C'est pour ça que ta voix est mixée très en avant ?
Oui, c'est une des raisons. Je n'ai pas peur de ça, j'ai confiance en ce que j'écris. J'aimerais vraiment être à l'origine d'un mouvement où les gens redécouvrent la beauté au travers de mots bien écrits, recherchés. Quand une tragédie se produit, par exemple, il faut être capable d'écrire dessus. C'est ce qu'arrivaient à faire certains chanteurs de folk. On entend mal les voix dans la plupart des productions actuelles. Pourquoi les cacher ? Par inhibition ? Je ne partage pas cet avis, je ne fais pas du shoegaze.

Sean Nicolas Savage essaye également de remettre la voix et le chant au centre des morceaux.
Je connais bien Sean, c'est un ami. C'est un mec passionné, pas timide. J'apprécie son comportement  sur scène. Que ce soit devant 500 personnes ou devant 5 mecs perdus au fond d'un club miteux, il donne tout et met la même intensité dans son concert. Et ça, j'apprécie. Énormément. Il est très exigeant, peu importe le public. Quand j'ai commencé à chanter, j'ai pas mal écouté les anciens crooners, les Bing Crosby, les Frank Sinatra, Paul Anka, Elvis Costello, Burt Bacharach, Roy Orbison, Springsteen, Leonard Cohen… Les maîtres. Pour moi, c'est évidemment les plus grands songwriters de l'histoire. Little Willie John aussi d'ailleurs. Tiens, si je devais décrire ma voix, je dirais qu'elle est pile entre celle de Chet Baker et celle de Little Willie John.

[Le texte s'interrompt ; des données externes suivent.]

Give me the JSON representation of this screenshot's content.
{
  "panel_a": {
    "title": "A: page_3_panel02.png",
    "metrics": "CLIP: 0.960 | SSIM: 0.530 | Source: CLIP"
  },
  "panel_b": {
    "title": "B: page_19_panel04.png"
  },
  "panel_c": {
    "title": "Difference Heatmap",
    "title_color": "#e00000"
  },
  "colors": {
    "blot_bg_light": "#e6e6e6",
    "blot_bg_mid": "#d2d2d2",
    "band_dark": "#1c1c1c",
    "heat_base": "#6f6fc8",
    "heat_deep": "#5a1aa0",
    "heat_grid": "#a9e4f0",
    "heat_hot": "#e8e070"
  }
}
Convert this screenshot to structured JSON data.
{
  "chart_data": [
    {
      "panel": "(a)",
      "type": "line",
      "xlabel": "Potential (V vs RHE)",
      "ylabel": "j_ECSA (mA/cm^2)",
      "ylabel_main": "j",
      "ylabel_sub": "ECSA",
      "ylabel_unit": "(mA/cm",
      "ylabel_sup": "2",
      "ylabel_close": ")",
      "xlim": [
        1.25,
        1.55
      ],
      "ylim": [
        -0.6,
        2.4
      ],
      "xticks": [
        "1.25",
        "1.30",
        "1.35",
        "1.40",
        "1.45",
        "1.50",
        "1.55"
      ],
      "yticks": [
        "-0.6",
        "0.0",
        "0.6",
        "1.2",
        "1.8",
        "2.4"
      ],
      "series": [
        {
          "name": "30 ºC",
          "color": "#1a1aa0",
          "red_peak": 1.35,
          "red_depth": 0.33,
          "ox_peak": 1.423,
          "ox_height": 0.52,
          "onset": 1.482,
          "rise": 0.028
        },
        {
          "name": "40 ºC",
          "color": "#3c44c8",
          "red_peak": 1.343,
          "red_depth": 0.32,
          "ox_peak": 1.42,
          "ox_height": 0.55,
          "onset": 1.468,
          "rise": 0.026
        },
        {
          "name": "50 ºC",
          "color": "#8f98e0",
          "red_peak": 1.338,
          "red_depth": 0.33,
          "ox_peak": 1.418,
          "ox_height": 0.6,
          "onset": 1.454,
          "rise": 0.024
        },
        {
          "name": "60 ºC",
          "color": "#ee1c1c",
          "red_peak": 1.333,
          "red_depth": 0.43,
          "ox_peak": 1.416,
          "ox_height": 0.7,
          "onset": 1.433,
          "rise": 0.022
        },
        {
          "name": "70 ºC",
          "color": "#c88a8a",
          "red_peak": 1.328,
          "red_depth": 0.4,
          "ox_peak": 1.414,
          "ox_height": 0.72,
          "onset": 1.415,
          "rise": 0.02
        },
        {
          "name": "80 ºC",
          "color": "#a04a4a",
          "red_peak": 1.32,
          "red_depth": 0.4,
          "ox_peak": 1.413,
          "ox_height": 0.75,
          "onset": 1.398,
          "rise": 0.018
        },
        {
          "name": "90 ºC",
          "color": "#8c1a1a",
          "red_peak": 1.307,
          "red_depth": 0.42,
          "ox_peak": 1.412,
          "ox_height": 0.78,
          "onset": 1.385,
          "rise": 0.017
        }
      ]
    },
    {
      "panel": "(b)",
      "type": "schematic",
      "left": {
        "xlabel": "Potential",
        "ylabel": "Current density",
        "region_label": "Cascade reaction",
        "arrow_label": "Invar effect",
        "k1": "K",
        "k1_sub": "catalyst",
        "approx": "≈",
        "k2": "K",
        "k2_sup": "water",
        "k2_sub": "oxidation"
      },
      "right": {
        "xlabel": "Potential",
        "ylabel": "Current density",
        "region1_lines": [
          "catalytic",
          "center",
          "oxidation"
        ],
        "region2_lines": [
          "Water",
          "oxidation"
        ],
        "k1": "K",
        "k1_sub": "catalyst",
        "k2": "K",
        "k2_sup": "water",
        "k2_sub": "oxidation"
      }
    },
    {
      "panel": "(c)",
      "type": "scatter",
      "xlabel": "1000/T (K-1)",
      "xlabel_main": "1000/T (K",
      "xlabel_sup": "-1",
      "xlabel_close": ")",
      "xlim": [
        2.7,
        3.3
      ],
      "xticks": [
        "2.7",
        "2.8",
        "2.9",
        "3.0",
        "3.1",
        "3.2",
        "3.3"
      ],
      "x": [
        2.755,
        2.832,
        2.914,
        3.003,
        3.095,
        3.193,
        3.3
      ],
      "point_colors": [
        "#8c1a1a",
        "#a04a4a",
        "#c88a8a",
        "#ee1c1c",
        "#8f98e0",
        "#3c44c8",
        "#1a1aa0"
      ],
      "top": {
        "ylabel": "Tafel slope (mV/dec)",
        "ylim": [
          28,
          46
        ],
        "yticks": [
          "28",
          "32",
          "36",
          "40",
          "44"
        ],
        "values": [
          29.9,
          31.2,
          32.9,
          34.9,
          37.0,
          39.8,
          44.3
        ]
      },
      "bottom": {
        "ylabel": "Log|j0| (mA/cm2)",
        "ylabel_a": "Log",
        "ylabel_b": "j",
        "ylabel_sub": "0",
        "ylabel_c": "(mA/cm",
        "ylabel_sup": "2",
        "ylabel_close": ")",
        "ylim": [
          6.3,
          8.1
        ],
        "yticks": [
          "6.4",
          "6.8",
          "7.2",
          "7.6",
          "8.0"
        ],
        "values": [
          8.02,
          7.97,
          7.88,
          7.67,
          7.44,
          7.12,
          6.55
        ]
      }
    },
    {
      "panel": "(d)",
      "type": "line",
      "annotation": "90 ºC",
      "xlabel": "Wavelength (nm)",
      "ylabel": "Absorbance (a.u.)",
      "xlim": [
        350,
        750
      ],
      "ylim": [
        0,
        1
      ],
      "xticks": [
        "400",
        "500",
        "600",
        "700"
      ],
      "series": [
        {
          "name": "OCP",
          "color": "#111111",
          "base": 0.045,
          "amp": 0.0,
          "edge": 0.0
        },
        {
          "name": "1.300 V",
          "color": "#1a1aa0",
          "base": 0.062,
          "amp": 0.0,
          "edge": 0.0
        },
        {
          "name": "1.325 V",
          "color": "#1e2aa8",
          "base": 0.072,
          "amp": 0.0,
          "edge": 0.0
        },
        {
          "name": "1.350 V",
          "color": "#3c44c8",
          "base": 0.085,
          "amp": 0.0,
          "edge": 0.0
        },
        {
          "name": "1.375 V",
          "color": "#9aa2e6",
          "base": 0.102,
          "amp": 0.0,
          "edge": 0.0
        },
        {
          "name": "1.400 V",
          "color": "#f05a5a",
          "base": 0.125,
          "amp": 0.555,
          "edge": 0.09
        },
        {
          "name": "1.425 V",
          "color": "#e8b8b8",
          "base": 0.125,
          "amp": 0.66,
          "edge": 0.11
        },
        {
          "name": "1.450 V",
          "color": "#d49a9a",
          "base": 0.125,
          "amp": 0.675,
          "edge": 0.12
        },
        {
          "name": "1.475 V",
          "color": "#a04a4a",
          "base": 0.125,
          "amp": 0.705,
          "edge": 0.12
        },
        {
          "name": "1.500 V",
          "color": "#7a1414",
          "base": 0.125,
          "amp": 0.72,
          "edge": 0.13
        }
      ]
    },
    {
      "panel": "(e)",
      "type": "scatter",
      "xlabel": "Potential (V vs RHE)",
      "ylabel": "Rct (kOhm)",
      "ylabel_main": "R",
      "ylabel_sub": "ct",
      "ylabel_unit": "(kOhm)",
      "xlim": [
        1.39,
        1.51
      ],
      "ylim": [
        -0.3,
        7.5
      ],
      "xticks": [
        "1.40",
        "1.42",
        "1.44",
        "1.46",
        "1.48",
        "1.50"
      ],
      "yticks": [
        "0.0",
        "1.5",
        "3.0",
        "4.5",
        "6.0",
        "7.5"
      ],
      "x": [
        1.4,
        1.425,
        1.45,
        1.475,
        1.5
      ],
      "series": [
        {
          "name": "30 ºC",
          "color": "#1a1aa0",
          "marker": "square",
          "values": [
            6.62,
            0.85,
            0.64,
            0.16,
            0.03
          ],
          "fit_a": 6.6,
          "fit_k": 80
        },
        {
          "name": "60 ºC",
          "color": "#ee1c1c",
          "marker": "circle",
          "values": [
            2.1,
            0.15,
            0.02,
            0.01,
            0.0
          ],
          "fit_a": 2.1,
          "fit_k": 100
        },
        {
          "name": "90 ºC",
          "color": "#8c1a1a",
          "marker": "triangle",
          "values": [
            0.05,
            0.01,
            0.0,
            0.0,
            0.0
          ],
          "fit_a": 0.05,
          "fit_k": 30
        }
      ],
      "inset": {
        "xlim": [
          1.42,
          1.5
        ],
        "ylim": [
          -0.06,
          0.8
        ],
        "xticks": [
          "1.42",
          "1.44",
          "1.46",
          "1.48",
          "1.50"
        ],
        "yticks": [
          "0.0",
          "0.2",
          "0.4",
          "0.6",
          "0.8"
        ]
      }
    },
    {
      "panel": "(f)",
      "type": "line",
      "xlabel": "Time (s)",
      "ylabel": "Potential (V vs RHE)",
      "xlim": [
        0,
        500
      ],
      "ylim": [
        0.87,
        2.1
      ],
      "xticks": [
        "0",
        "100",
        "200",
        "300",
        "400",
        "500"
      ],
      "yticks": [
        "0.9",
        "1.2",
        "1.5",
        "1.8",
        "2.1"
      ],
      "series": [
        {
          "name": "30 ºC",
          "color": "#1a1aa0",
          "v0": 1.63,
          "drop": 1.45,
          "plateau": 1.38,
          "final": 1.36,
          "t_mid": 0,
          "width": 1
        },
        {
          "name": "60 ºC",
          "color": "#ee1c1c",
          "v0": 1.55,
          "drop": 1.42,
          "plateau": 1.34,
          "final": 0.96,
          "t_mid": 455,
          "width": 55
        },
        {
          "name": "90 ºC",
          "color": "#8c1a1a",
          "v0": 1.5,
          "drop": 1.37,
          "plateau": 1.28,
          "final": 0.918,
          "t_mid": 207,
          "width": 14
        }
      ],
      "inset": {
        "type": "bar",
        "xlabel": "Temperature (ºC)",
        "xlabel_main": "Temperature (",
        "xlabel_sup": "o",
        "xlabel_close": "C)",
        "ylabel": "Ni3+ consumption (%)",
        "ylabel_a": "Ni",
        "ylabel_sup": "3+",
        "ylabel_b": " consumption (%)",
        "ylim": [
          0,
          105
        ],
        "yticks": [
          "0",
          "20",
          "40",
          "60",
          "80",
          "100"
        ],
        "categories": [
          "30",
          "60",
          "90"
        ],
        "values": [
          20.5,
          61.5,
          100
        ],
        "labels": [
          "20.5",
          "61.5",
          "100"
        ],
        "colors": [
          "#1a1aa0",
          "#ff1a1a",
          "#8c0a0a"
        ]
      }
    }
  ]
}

Manifestement, tu n'es pas vraiment du genre « loser magnifique ».
Non. Je ne pense pas être un loser. Je veux avoir du succès, exprimer mes craintes, mes peurs. Le truc, c'est que quand tu prends des risques en voulant avoir du succès, tu as des chances de te taper une méga honte et la possibilité de devoir un jour rentrer en Australie la queue entre les jambes n'est pas nulle. Les gens ont peur de l'échec, alors que cette peur doit être une motivation. J'expérimente les chutes, j'exprime mes doutes. Pour cette raison, je ne peux pas me définir comme un loser puisque j'assume ce que je pense.